SOME people never learn. The Conservative MP for Thirsk and Malton, Kevin Hollinrake, crossed swords with Marcus Rashford this week, seemingly forgetful of the fact that his Government was forced into an abrupt U-turn over free school meals last time the Tories tangled with the footballer and his three million Twitter followers (News and Comment, 19 June).
Mr Hollinrake was boasting on Twitter that the Government’s “Eat Out to Help Out” scheme had been an extraordinary success in his North Yorkshire constituency because it “simultaneously helped boost the economy, encouraged staycations and got us all used to venturing out once again”.
If the Government could manage all that at once, another Twitter user replied, why did it not help our hungriest schoolchildren until it was prodded to action by a footballer? Mr Hollinrake replied, to the questioner and to Mr Rashford: “Where they can, it’s a parent’s job to feed their children.”
To be fair, the MP did say “where they can”, but he failed entirely to take on board Mr Rashford’s point that the system is so stacked against those caught in the poverty trap that many parents clearly cannot feed their children. In such a circumstance whose job is it then?
Africa has several proverbs to the effect that “It takes a village to raise a child.” It is a recognition that parenting is not an indivisible individual responsibility. It is one undertaken by parents, grandparents, relatives, friends, neighbours, teachers, medics, employers, faith communities, businesses, and — yes — governments. Theologically, we call it solidarity — which is “not a feeling of vague compassion or shallow distress at the misfortunes” of others, to quote Pope John Paul II, but, rather, is “a firm persevering determination to commit oneself to the common good”.

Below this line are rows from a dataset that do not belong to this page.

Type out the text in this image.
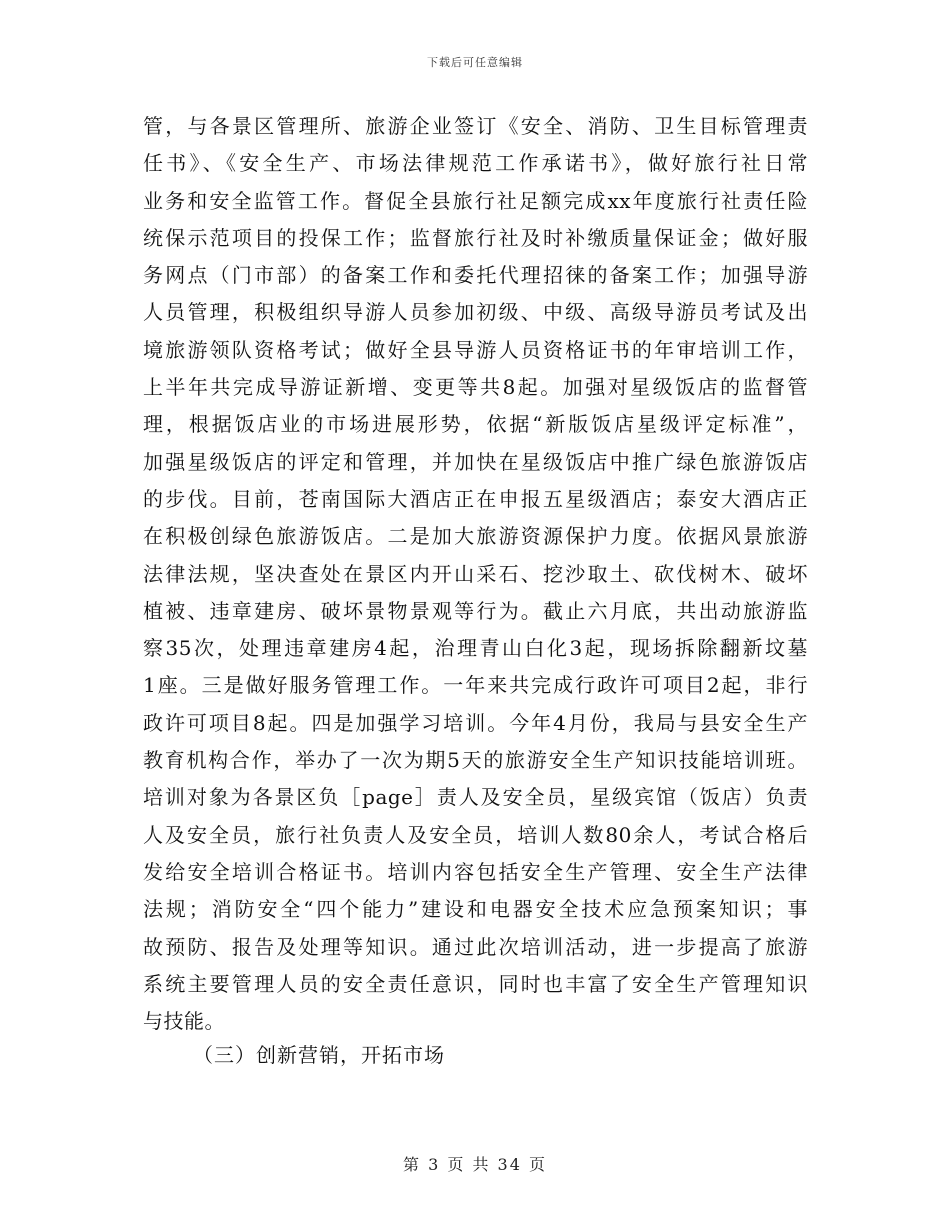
下载后可任意编辑
管，与各景区管理所、旅游企业签订《安全、消防、卫生目标管理责
任书》、《安全生产、市场法律规范工作承诺书》，做好旅行社日常
业务和安全监管工作。督促全县旅行社足额完成xx年度旅行社责任险
统保示范项目的投保工作；监督旅行社及时补缴质量保证金；做好服
务网点（门市部）的备案工作和委托代理招徕的备案工作；加强导游
人员管理，积极组织导游人员参加初级、中级、高级导游员考试及出
境旅游领队资格考试；做好全县导游人员资格证书的年审培训工作，
上半年共完成导游证新增、变更等共8起。加强对星级饭店的监督管
理，根据饭店业的市场进展形势，依据“新版饭店星级评定标准”，
加强星级饭店的评定和管理，并加快在星级饭店中推广绿色旅游饭店
的步伐。目前，苍南国际大酒店正在申报五星级酒店；泰安大酒店正
在积极创绿色旅游饭店。二是加大旅游资源保护力度。依据风景旅游
法律法规，坚决查处在景区内开山采石、挖沙取土、砍伐树木、破坏
植被、违章建房、破坏景物景观等行为。截止六月底，共出动旅游监
察35次，处理违章建房4起，治理青山白化3起，现场拆除翻新坟墓
1座。三是做好服务管理工作。一年来共完成行政许可项目2起，非行
政许可项目8起。四是加强学习培训。今年4月份，我局与县安全生产
教育机构合作，举办了一次为期5天的旅游安全生产知识技能培训班。
培训对象为各景区负［page］责人及安全员，星级宾馆（饭店）负责
人及安全员，旅行社负责人及安全员，培训人数80余人，考试合格后
发给安全培训合格证书。培训内容包括安全生产管理、安全生产法律
法规；消防安全“四个能力”建设和电器安全技术应急预案知识；事
故预防、报告及处理等知识。通过此次培训活动，进一步提高了旅游
系统主要管理人员的安全责任意识，同时也丰富了安全生产管理知识
与技能。
（三）创新营销，开拓市场
第 3 页 共 34 页
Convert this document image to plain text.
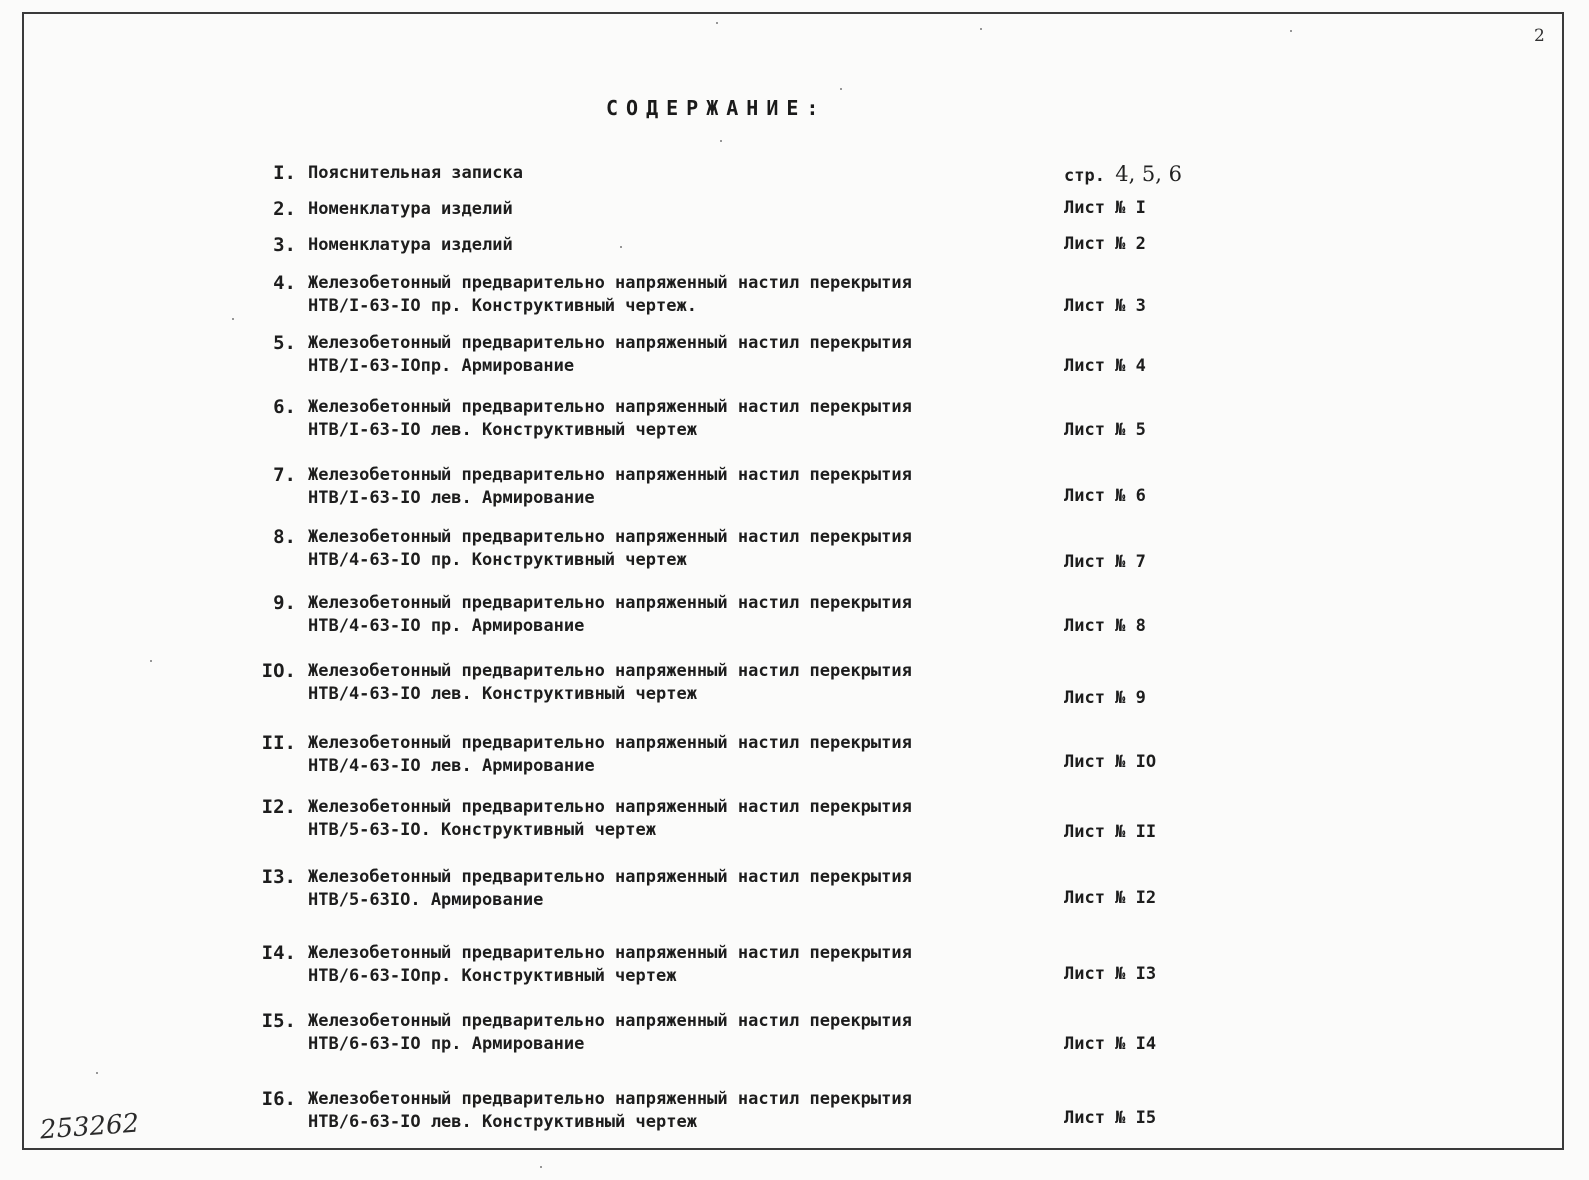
2
СОДЕРЖАНИЕ:
I. Пояснительная записка	стр. 4, 5, 6
2. Номенклатура изделий	Лист № I
3. Номенклатура изделий	Лист № 2
4. Железобетонный предварительно напряженный настил перекрытия
НТВ/I-63-IO пр. Конструктивный чертеж.	Лист № 3
5. Железобетонный предварительно напряженный настил перекрытия
НТВ/I-63-IOпр. Армирование	Лист № 4
6. Железобетонный предварительно напряженный настил перекрытия
НТВ/I-63-IO лев. Конструктивный чертеж	Лист № 5
7. Железобетонный предварительно напряженный настил перекрытия
НТВ/I-63-IO лев. Армирование	Лист № 6
8. Железобетонный предварительно напряженный настил перекрытия
НТВ/4-63-IO пр. Конструктивный чертеж	Лист № 7
9. Железобетонный предварительно напряженный настил перекрытия
НТВ/4-63-IO пр. Армирование	Лист № 8
IO. Железобетонный предварительно напряженный настил перекрытия
НТВ/4-63-IO лев. Конструктивный чертеж	Лист № 9
II. Железобетонный предварительно напряженный настил перекрытия
НТВ/4-63-IO лев. Армирование	Лист № IO
I2. Железобетонный предварительно напряженный настил перекрытия
НТВ/5-63-IO. Конструктивный чертеж	Лист № II
I3. Железобетонный предварительно напряженный настил перекрытия
НТВ/5-63IO. Армирование	Лист № I2
I4. Железобетонный предварительно напряженный настил перекрытия
НТВ/6-63-IOпр. Конструктивный чертеж	Лист № I3
I5. Железобетонный предварительно напряженный настил перекрытия
НТВ/6-63-IO пр. Армирование	Лист № I4
I6. Железобетонный предварительно напряженный настил перекрытия
НТВ/6-63-IO лев. Конструктивный чертеж	Лист № I5
253262
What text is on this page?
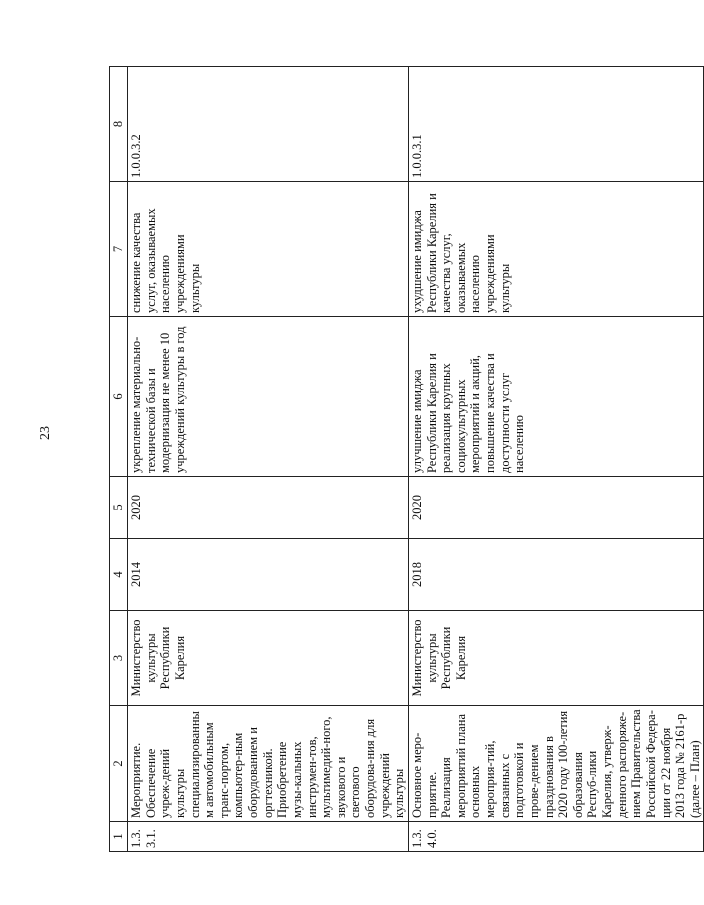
23
1	2	3	4	5	6	7	8
1.3.3.1.	Мероприятие. Обеспечение учреж-дений культуры специализированным автомобильным транс-портом, компьютер-ным оборудованием и оргтехникой. Приобретение музы-кальных инструмен-тов, мультимедий-ного, звукового и светового оборудова-ния для учреждений культуры	Министерство культуры Республики Карелия	2014	2020	укрепление материально-технической базы и модернизация не менее 10 учреждений культуры в год	снижение качества услуг, оказываемых населению учреждениями культуры	1.0.0.3.2
1.3.4.0.	Основное меро-приятие. Реализация мероприятий плана основных мероприя-тий, связанных с подготовкой и прове-дением празднования в 2020 году 100-летия образования Респуб-лики Карелия, утверж-денного распоряже-нием Правительства Российской Федера-ции от 22 ноября 2013 года № 2161-р (далее – План)	Министерство культуры Республики Карелия	2018	2020	улучшение имиджа Республики Карелия и реализация крупных социокультурных мероприятий и акций, повышение качества и доступности услуг населению	ухудшение имиджа Республики Карелия и качества услуг, оказываемых населению учреждениями культуры	1.0.0.3.1
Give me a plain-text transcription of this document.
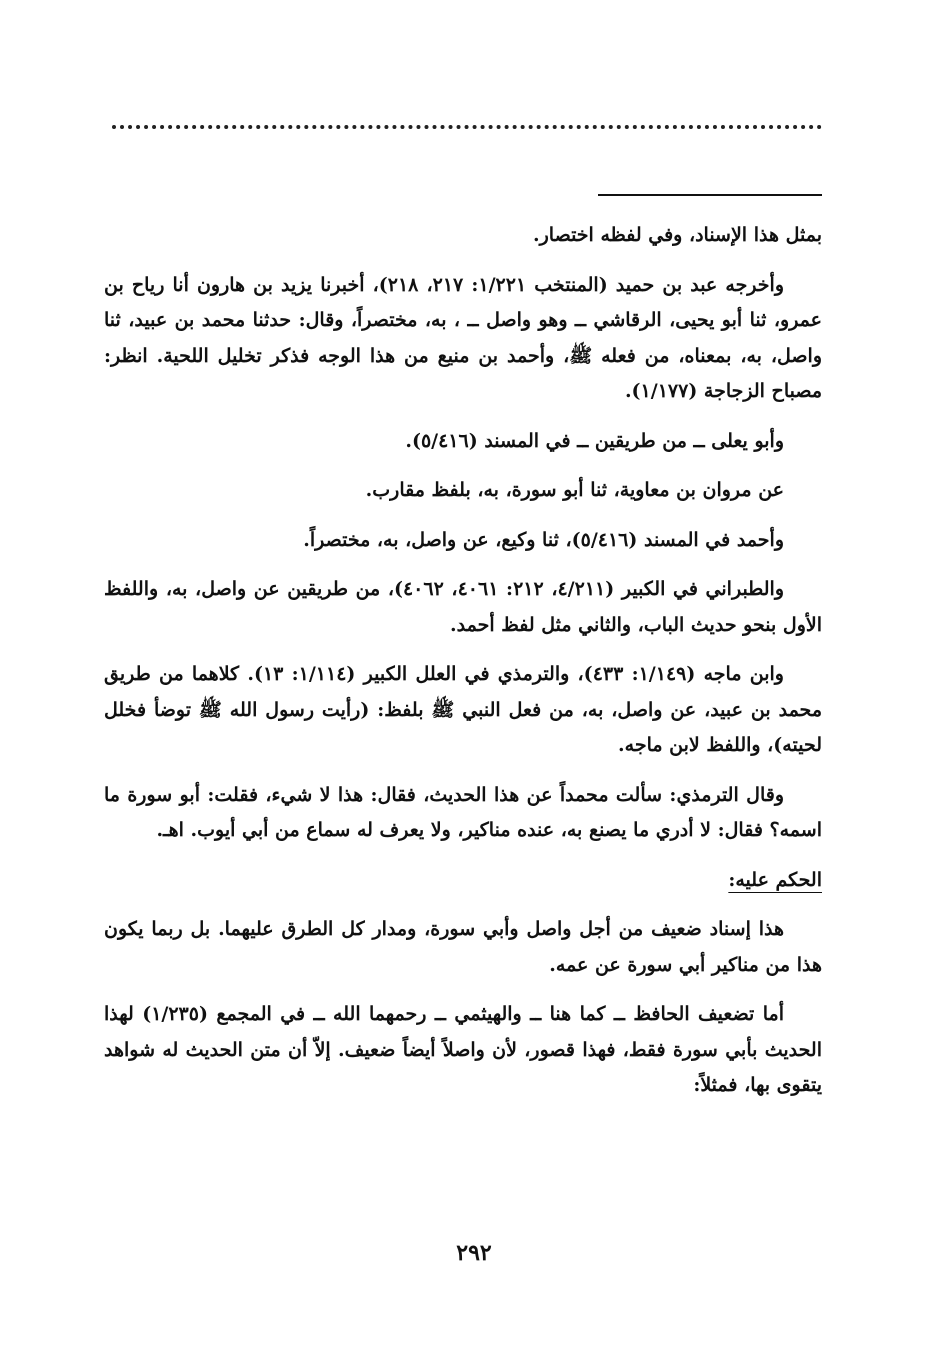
بمثل هذا الإسناد، وفي لفظه اختصار.

وأخرجه عبد بن حميد (المنتخب ١/٢٢١: ٢١٧، ٢١٨)، أخبرنا يزيد بن هارون أنا رياح بن عمرو، ثنا أبو يحيى، الرقاشي ــ وهو واصل ــ ، به، مختصراً، وقال: حدثنا محمد بن عبيد، ثنا واصل، به، بمعناه، من فعله ﷺ، وأحمد بن منيع من هذا الوجه فذكر تخليل اللحية. انظر: مصباح الزجاجة (١/١٧٧).

وأبو يعلى ــ من طريقين ــ في المسند (٥/٤١٦).

عن مروان بن معاوية، ثنا أبو سورة، به، بلفظ مقارب.

وأحمد في المسند (٥/٤١٦)، ثنا وكيع، عن واصل، به، مختصراً.

والطبراني في الكبير (٤/٢١١، ٢١٢: ٤٠٦١، ٤٠٦٢)، من طريقين عن واصل، به، واللفظ الأول بنحو حديث الباب، والثاني مثل لفظ أحمد.

وابن ماجه (١/١٤٩: ٤٣٣)، والترمذي في العلل الكبير (١/١١٤: ١٣). كلاهما من طريق محمد بن عبيد، عن واصل، به، من فعل النبي ﷺ بلفظ: (رأيت رسول الله ﷺ توضأ فخلل لحيته)، واللفظ لابن ماجه.

وقال الترمذي: سألت محمداً عن هذا الحديث، فقال: هذا لا شيء، فقلت: أبو سورة ما اسمه؟ فقال: لا أدري ما يصنع به، عنده مناكير، ولا يعرف له سماع من أبي أيوب. اهـ.

الحكم عليه:

هذا إسناد ضعيف من أجل واصل وأبي سورة، ومدار كل الطرق عليهما. بل ربما يكون هذا من مناكير أبي سورة عن عمه.

أما تضعيف الحافظ ــ كما هنا ــ والهيثمي ــ رحمهما الله ــ في المجمع (١/٢٣٥) لهذا الحديث بأبي سورة فقط، فهذا قصور، لأن واصلاً أيضاً ضعيف. إلاّ أن متن الحديث له شواهد يتقوى بها، فمثلاً:

٢٩٢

Mr Rashford understands this intuitively in a way that clearly eludes a Tory MP who once lived in a castle. As a child who was dependent on free school meals and the kindness of the parents of his schoolfriends to avoid going hungry, the footballer has publicly explained: “My mum worked full-time, earning minimum wage to make sure we always had a good evening meal on the table. But it was not enough. The system was not built for families like mine to succeed, regardless of how hard my mum worked.”
It was unsurprising then that, after securing the U-turn that provided poor children with food vouchers during the school holidays, the footballer has continued his campaigning. He has just persuaded Aldi, the Co-op, Deliveroo, Iceland, Kellogg’s, Sainsbury’s, Tesco, and Waitrose to back his campaign with the charities FareShare and the Food Foundation to get ministers to implement the national food strategy commissioned by the Government but not yet acted upon.
At a foodbank, the footballer recently met a mother who, with her two young sons, is currently living on three slices of bread a day “soaking them in hot water and adding sugar, hoping that the porridge consistency might better sustain the hunger of her one-year old child”, he wrote afterwards. “This is the true reality of England in 2020.”